Jeff (Tell Me About the Rabbits) George and the Raiders came through for Burt last week, but there isn't yet enough syphillis in Burt's brain to prompt an Oakland pick straight up against the Broncs. There may not be that much syphillis in the world. Even if Bubby Brister starts, this one's a laugher. Our pick: $70 on Denver.


 Lions (0-2)  at   Vikings (2-0):
Vikings by 5˝

If Burt never sees Scott Mitchell again, it'll be too soon.

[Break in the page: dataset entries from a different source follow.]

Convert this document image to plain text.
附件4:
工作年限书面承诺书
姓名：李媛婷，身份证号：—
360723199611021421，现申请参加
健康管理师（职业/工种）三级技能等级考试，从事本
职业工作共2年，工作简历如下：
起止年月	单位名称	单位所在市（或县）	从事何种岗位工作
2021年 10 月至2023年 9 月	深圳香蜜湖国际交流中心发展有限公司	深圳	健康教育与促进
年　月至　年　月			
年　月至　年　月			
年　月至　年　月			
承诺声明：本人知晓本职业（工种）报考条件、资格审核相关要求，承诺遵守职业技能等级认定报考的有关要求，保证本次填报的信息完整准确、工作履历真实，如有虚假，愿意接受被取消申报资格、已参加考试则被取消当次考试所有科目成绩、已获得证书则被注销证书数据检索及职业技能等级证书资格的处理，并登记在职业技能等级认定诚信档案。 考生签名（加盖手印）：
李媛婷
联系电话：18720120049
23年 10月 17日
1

But even with the lefty pick artist benched, Burt thinks Robert Smith will easily find a cure for the Vikes' lackluster effort last week against the men in blue in this big divisional matchup. Our pick: $100 on Minnesota.


 Steelers (2-0)  at   Dolphins (2-0):
Dolphins by 2

The Dolphins' unbeaten record is softer than the flesh on Burt's gangrenous legs. Pittsburgh stays perfect in a walk. Our bet: $50 on Pittsburgh.


 Eagles (0-2)  at   Cardinals (0-2):
Cardinals by 4˝

Burt would rather be injected with a gallon of pure strychnine than watch this awful game. One micro-drop of pus falls on Arizona to cover. Our bet: $10 on Arizona.